幕間 巫女が悪魔へ変わる時
四時限目の体育の授業でのこと。
男女合同で二ラインある五十メートル走のタイムを、体操着に身を包んだ俺たち二年C組の生徒は名前順に体育女教師に計られている最中である。スタートラインには陸上部の女子がスタートの合図を行うため待機していた。最初は男子の番で、女子はそれが終わるまで自由時間だ。男子の走りっぷりを眺めているやつもいれば、真面目にストレッチをしてるのもいたり、離れた場所で友達同士でただ喋っているだけだったりと、それぞれ待ち時間の使い方は違う。
春の終わり頃でこれから暑くなっていく時期ということもあり、半袖短パンでいる者もいれば、下だけジャージを履いている者がほとんどだ。上下ともにジャージ派はごく少数。
俺の出番は名前の都合上、後ろの方なので今は順番待ち。逢花と水葉以外の友達を俺はまだ作れていないので二人と適当に時間を潰している。ちなみに俺たち三人は半袖短パン派である。

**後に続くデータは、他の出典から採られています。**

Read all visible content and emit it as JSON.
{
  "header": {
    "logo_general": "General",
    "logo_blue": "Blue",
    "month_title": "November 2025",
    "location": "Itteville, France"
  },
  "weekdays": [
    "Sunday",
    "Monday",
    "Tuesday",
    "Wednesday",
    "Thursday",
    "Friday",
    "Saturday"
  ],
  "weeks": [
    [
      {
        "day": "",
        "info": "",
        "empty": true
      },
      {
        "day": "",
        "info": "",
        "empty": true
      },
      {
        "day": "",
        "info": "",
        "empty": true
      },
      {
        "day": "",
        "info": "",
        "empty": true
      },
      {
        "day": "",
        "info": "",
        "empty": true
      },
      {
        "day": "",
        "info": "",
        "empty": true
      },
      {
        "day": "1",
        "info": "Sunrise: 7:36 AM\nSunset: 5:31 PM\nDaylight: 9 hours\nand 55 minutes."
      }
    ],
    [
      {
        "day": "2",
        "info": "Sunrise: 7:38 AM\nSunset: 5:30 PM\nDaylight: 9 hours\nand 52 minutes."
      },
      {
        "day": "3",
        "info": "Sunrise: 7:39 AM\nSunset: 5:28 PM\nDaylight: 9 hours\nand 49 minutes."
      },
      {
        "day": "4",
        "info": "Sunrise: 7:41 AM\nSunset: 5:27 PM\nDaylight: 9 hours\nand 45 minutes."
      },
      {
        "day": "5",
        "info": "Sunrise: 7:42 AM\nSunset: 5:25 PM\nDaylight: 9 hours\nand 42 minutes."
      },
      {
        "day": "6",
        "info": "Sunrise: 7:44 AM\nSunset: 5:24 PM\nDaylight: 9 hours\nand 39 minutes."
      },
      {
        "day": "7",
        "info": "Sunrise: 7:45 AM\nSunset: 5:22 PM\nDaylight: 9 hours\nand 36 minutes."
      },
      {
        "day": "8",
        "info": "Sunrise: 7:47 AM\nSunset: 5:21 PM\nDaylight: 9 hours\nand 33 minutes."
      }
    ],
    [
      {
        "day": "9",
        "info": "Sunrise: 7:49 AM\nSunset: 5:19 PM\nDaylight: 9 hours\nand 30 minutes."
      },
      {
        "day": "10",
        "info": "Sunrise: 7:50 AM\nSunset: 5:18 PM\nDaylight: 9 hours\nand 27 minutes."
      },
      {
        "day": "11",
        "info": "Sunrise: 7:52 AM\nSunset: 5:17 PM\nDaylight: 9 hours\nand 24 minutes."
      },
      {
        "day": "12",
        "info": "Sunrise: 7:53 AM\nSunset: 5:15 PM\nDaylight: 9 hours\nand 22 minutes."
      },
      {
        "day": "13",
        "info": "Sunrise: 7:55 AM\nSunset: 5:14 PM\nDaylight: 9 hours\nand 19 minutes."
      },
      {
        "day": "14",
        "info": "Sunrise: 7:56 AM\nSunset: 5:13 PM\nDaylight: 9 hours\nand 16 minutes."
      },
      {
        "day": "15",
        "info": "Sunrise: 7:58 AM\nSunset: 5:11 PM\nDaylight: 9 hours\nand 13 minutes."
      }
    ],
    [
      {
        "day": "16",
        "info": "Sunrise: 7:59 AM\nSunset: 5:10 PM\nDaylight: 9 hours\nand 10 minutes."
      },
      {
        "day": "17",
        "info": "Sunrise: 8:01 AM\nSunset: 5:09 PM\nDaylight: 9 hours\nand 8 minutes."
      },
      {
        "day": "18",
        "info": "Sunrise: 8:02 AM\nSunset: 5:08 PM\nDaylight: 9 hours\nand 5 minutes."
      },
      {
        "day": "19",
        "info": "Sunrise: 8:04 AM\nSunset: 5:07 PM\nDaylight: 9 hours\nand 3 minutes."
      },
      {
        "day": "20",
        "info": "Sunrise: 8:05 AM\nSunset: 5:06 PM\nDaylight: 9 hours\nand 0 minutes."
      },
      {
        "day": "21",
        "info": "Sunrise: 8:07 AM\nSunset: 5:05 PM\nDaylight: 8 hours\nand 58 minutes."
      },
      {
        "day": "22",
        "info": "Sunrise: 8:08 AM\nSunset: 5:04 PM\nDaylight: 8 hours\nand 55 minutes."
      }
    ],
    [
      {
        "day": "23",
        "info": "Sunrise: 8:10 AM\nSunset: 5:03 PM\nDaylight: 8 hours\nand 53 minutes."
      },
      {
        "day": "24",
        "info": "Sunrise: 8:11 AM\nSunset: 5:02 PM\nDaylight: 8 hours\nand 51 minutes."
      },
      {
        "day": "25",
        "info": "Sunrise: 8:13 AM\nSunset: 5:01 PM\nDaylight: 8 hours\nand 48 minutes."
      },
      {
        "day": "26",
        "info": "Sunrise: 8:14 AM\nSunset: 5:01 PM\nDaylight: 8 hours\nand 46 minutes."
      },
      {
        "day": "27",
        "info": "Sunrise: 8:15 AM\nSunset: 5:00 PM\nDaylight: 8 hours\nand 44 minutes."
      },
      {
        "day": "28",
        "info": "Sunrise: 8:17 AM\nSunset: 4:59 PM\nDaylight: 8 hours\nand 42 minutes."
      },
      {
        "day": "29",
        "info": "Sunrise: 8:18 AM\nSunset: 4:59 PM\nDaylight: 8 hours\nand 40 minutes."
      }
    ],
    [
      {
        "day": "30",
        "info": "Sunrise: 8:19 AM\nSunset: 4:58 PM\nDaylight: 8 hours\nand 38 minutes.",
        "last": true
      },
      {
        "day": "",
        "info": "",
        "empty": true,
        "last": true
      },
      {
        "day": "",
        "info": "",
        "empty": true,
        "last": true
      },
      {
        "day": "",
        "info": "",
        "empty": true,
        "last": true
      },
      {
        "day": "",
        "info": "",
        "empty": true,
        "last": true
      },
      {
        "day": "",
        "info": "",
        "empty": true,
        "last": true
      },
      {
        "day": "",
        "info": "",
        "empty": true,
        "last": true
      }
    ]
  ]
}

周りの……主に男子からの妬みを多いに含んだ視線が俺を刺すが敢えて気付かないフリをした。
「ナギって、学校初めてってことは体育の授業も当然初めてなのよね?」
「そうだな。組織で身体強化の訓練は毎日のようにあったけど、似たようなものなんじゃないの?」
「あのねぇ……」
何か呆れたような顔で俺を見始めた水葉に対し、逢花がこちらも何か嬉々として人差し指を立てながら俺に顔を近付けてきた。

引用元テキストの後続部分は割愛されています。